Bereft in the sense that their canvases are so large, bereft in the sense that they can employ space and sound and colour and weave them all together into an art that can stand wide and tall.
But then I made this ring.
And I realised that although my canvas may be small I have an advantage over those other art forms in that I actually get to gather real physical ingredients, small hunks of the 'Earth' and create compositions that have a solid, real and permanent presence.
This thing that I do, this goldsmithing and stone setting and cutting and soldering, suddenly didn't seem so small anymore.
This ring was a private commission that was a reinterpretation of my 'Eat Your Greens' ring (which can be found on Etsy here). The client loved the matt pebble in the Yellow Submarine ring and the leafy texture applied to the stone housing. The ring needed to be part of the seaside.
I got busy sourcing this most tranquil piece of turquoise. The organic faceted surface is just beautiful. The lack of transparency and sparkle make it pebble like whilst the colour is just the perfect evocation of those liquid depths, shifting with time and tide.

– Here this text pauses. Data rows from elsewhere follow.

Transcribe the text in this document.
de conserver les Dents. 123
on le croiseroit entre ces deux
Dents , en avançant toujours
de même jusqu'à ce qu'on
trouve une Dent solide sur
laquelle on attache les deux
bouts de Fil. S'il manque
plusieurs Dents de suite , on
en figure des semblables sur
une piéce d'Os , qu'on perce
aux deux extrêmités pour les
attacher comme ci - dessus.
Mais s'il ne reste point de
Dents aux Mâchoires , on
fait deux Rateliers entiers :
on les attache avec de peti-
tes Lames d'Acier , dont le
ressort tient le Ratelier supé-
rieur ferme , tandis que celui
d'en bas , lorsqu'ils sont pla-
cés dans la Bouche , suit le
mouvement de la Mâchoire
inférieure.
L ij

|Seascape Ring, April 2015, Cari-Jane Hakes|
I will still compare my art to other disciplines but there is no point in considering the limitations because, to be honest, it just depends what lens you look through. Perhaps those limitations are actually the foundations of all that is good in this discipline of combining rock and metal. Perhaps those limitations of scale are actually the root of this discipline's greatest power and advantage. Perhaps wrapped up in this confinement there is a freedom of sorts.